T1 with Gd/Omniscan contrast showed hyper-intensity in areas similar to the location of sodium fluorescein in both rats and mice. Sodium fluorescein was found to extend rostral and caudal to the lesion in rats, and was restricted to a small area of cavitation in mice. It is noteable that this diffusion pattern is similar to the inflammatory pattern observed with Iba-1 immunolabeling in both rats and mice, and may reflect the influence of diffuse inflammation. It has been previously reported that areas of microglial activation in the spinal cord are highly correlated with areas of BSCB permeability(41). Gd has a molecular weight of 573 Da, similar to sodium fluorescein (376 Da), but much less than Evan’s blue (69 kDa), which was not found within spinal cord tissue at 28 days post-injury in rats or mice. It has been proposed that BSCB permeability at this time point after SCI may be related to angiogenesis or inflammation (41). Together, these data suggest an equal amount of BSCB permeability, and therefore responses to injury, at least at the lesion epicenter, in the two species.
One concern to be considered for the current study is the difference in resolution capability between rats and mice.

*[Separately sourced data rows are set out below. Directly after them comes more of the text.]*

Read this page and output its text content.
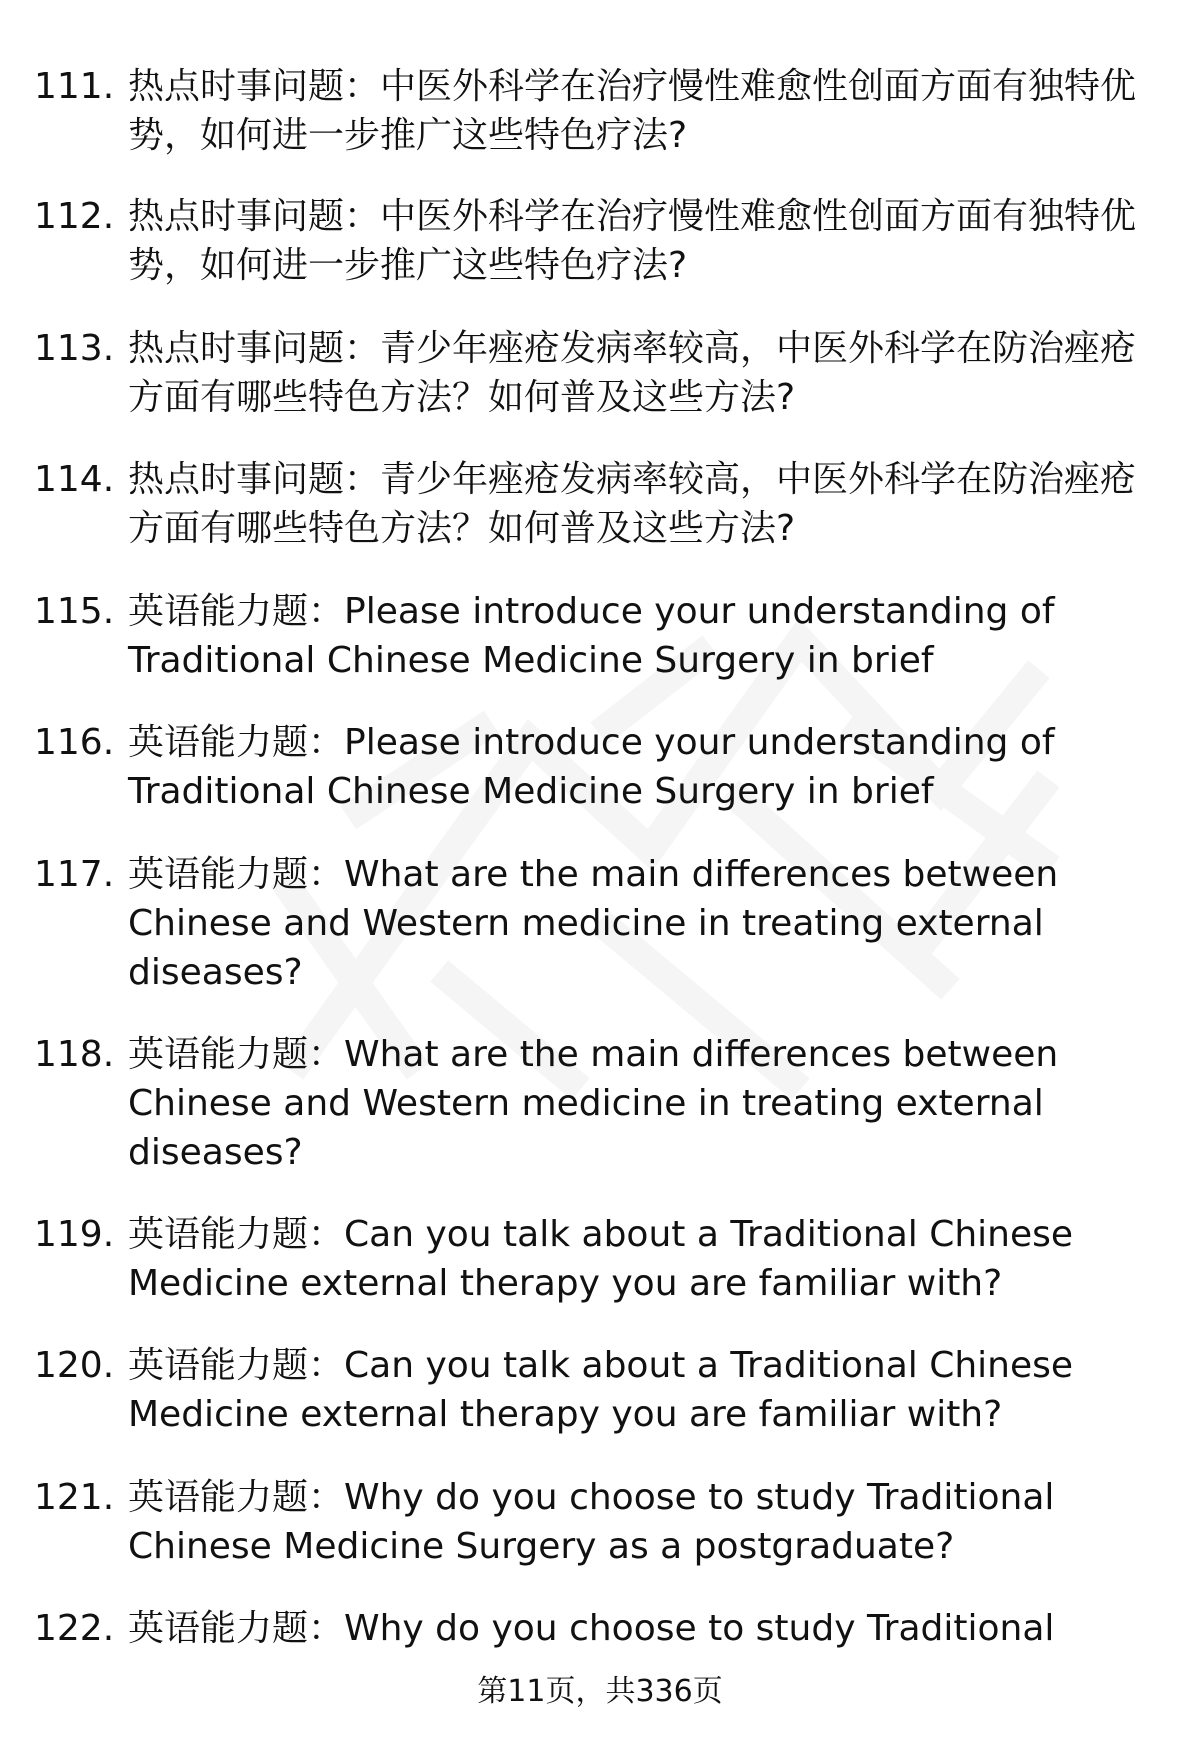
111. 热点时事问题：中医外科学在治疗慢性难愈性创面方面有独特优势，如何进一步推广这些特色疗法?
112. 热点时事问题：中医外科学在治疗慢性难愈性创面方面有独特优势，如何进一步推广这些特色疗法?
113. 热点时事问题：青少年痤疮发病率较高，中医外科学在防治痤疮方面有哪些特色方法？如何普及这些方法?
114. 热点时事问题：青少年痤疮发病率较高，中医外科学在防治痤疮方面有哪些特色方法？如何普及这些方法?
115. 英语能力题：Please introduce your understanding of Traditional Chinese Medicine Surgery in brief
116. 英语能力题：Please introduce your understanding of Traditional Chinese Medicine Surgery in brief
117. 英语能力题：What are the main differences between Chinese and Western medicine in treating external diseases?
118. 英语能力题：What are the main differences between Chinese and Western medicine in treating external diseases?
119. 英语能力题：Can you talk about a Traditional Chinese Medicine external therapy you are familiar with?
120. 英语能力题：Can you talk about a Traditional Chinese Medicine external therapy you are familiar with?
121. 英语能力题：Why do you choose to study Traditional Chinese Medicine Surgery as a postgraduate?
122. 英语能力题：Why do you choose to study Traditional
第11页，共336页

T1W MRI protocols were performed identically in rats and mice, but the FOV was reduced to try to improve resolution for T2W images. However, it is possible that some size measurements could be affected by reduced resolution in mice images, particularly with T1W MRI images.
In conclusion, our study investigated the difference in spinal cord neuropathology between rats and mice using MRI T1W and T2W protocols. While T2W imaging was found to present the best correlation to lesion volume in both species, both T1W and T2W protocols provided useful discrimination in pathological responses, including glial scar formation and BSCB permeability. Further, T2W imaging showed better correlation with functional recovery in both species after injury. This study therefore demonstrates that T2W and T1W MRI is a useful tool for detecting differences in pathological responses to spinal cord injury in rodents.
Funding support: National Institutes of Health/NINDS R01 [grant number 5R01NS037313-08]).